Thursday, September 20, 2007

Antibiotic Resistance is on an "Alarming" Rise

Microbes develop fast, and changes can take place in them over a short period of time compared to other species of life on Planet Earth. When less than a decade ago, scientists first noticed an antibiotic resistant gene in bacteria taken from East Coast patients, they had no idea that the gene would be passed along so quickly to other strains of bacteria, and that it could actually be tracked as it marched across America.

Scientists found that this bacteria with an active copy of the gene could defeat carbapenems, a relatively young family of antibiotics that works on a wide variety of bacteria. Physicians generally reserve carbapenems for use in the most critically ill patients. That's why it is so distressing to doctors to find this gene popping up in more and more hospitals as it moves westward.

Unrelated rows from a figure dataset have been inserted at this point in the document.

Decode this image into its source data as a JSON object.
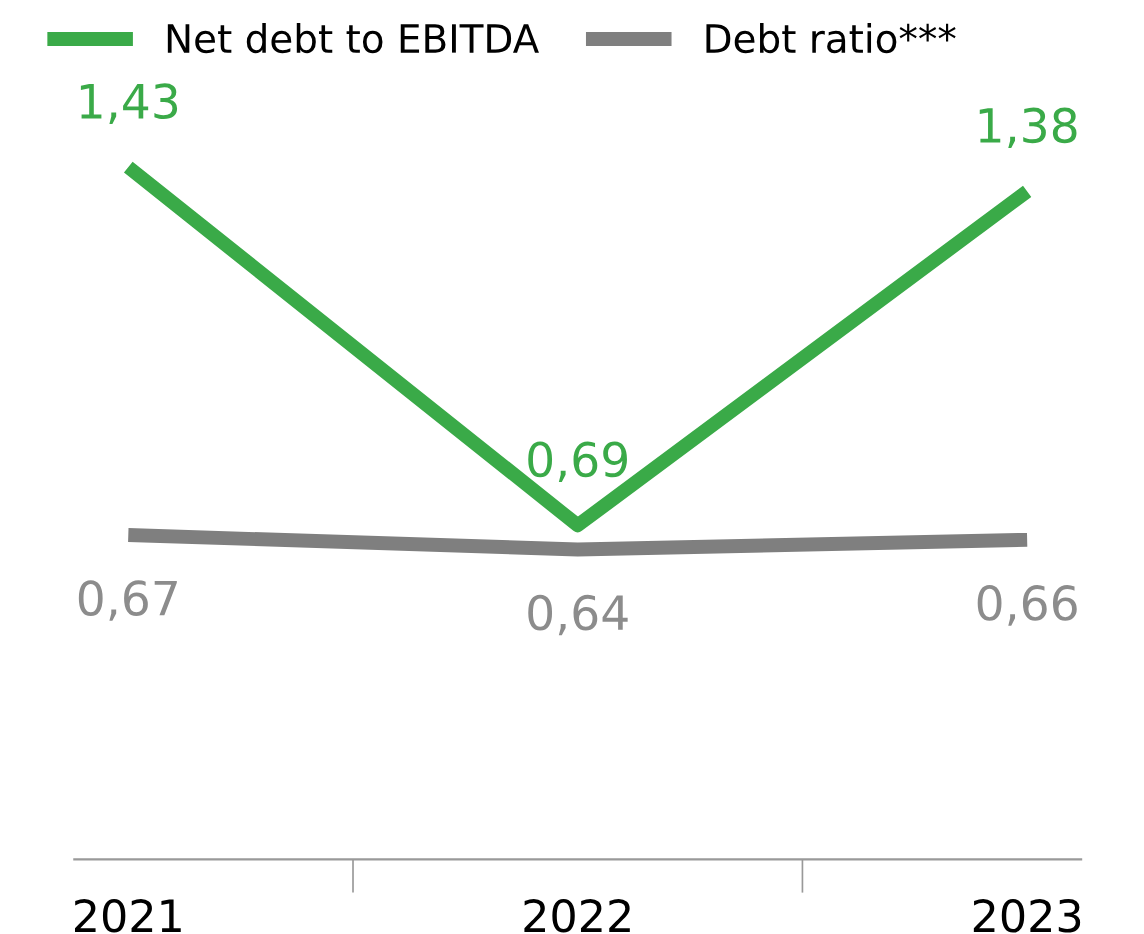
{
  "chart_data": {
    "type": "line",
    "categories": [
      "2021",
      "2022",
      "2023"
    ],
    "series": [
      {
        "name": "Net debt to EBITDA",
        "color": "#3aaa48",
        "values": [
          1.43,
          0.69,
          1.38
        ],
        "value_labels": [
          "1,43",
          "0,69",
          "1,38"
        ]
      },
      {
        "name": "Debt ratio***",
        "color": "#7f7f7f",
        "values": [
          0.67,
          0.64,
          0.66
        ],
        "value_labels": [
          "0,67",
          "0,64",
          "0,66"
        ]
      }
    ],
    "legend": "top left",
    "grid": false,
    "marker": "none",
    "line_style": "solid"
  }
}
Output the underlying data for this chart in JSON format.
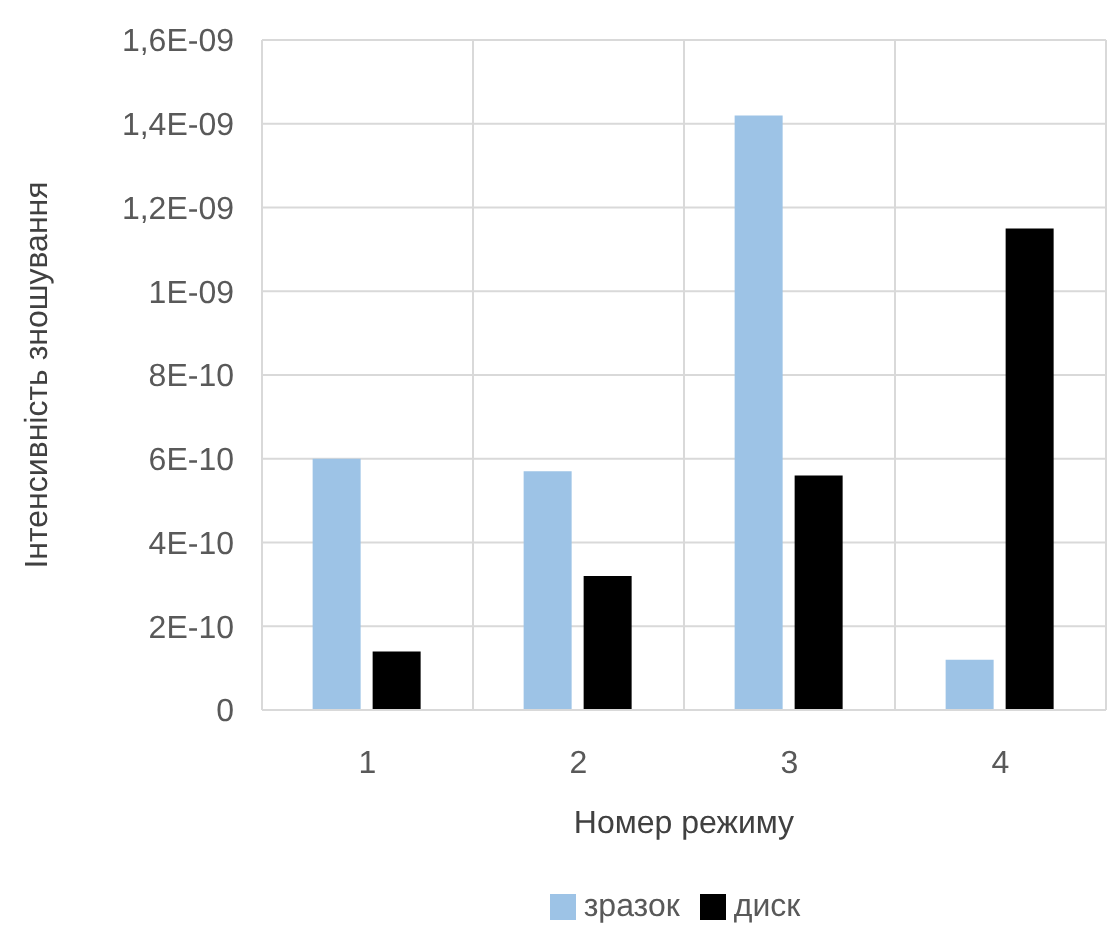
{
  "chart_data": {
    "type": "bar",
    "xlabel": "Номер режиму",
    "ylabel": "Інтенсивність зношування",
    "categories": [
      "1",
      "2",
      "3",
      "4"
    ],
    "series": [
      {
        "name": "зразок",
        "color": "#9dc3e6",
        "values": [
          6e-10,
          5.7e-10,
          1.42e-09,
          1.2e-10
        ]
      },
      {
        "name": "диск",
        "color": "#000000",
        "values": [
          1.4e-10,
          3.2e-10,
          5.6e-10,
          1.15e-09
        ]
      }
    ],
    "ylim": [
      0,
      1.6e-09
    ],
    "yticks": [
      {
        "value": 0,
        "label": "0"
      },
      {
        "value": 2e-10,
        "label": "2E-10"
      },
      {
        "value": 4e-10,
        "label": "4E-10"
      },
      {
        "value": 6e-10,
        "label": "6E-10"
      },
      {
        "value": 8e-10,
        "label": "8E-10"
      },
      {
        "value": 1e-09,
        "label": "1E-09"
      },
      {
        "value": 1.2e-09,
        "label": "1,2E-09"
      },
      {
        "value": 1.4e-09,
        "label": "1,4E-09"
      },
      {
        "value": 1.6e-09,
        "label": "1,6E-09"
      }
    ],
    "grid": true,
    "legend": "bottom"
  }
}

This new study, recently presented in Chicago at the Interscience Conference on Antimicrobial Agents and Chemotherapy is among the first to detect the resistance gene in samples taken from a Midwestern hospital.

Researchers found the gene in only four of 243 samples from 223 patients with bloodstream-based bacterial infections. But this gene, known as "BlaKPC" spreads easily among bacteria, and scientists found the method most hospitals use to check for resistance genes didn't detect all BlaKPC-positive strains.

It requires a very sophisticated high-tech method to detect this gene, something that most hospitals don't have. And detecting it in advance is necessary to save lives of those critically-ill patients whose lives could be threatened while in the hospital for other illnesses. To help slow the spread of this gene, scientists need to look at whether they can develop a more effective way to detect it using widely available equipment and procedures. In other words, something "low tech" that hospitals might already have or acquire easily.

This resistance gene was originally identified during an East Coast outbreak of the bacterium Klebsiella pneumoniae. What makes it so dangerous is that the gene can be easily copied and passed around not just among bacteria of the same species but also from one bacterial species to another. Subsequent studies found mortality rates climbing as high as 50 percent when bacteria with the resistance gene infected patients.

Many people believe that antibiotic resistance began when doctors would too easily prescribe broad-spectrum antibiotics to their patients. Others believe that this problem originates because of the many different consumer products such as soaps, kitchen products, etc, which have "anti-microbial" components. Regardless of the cause, it is a growing problem that we all need to contend with. See the excellent Wikipedia article linked to the headline of this post.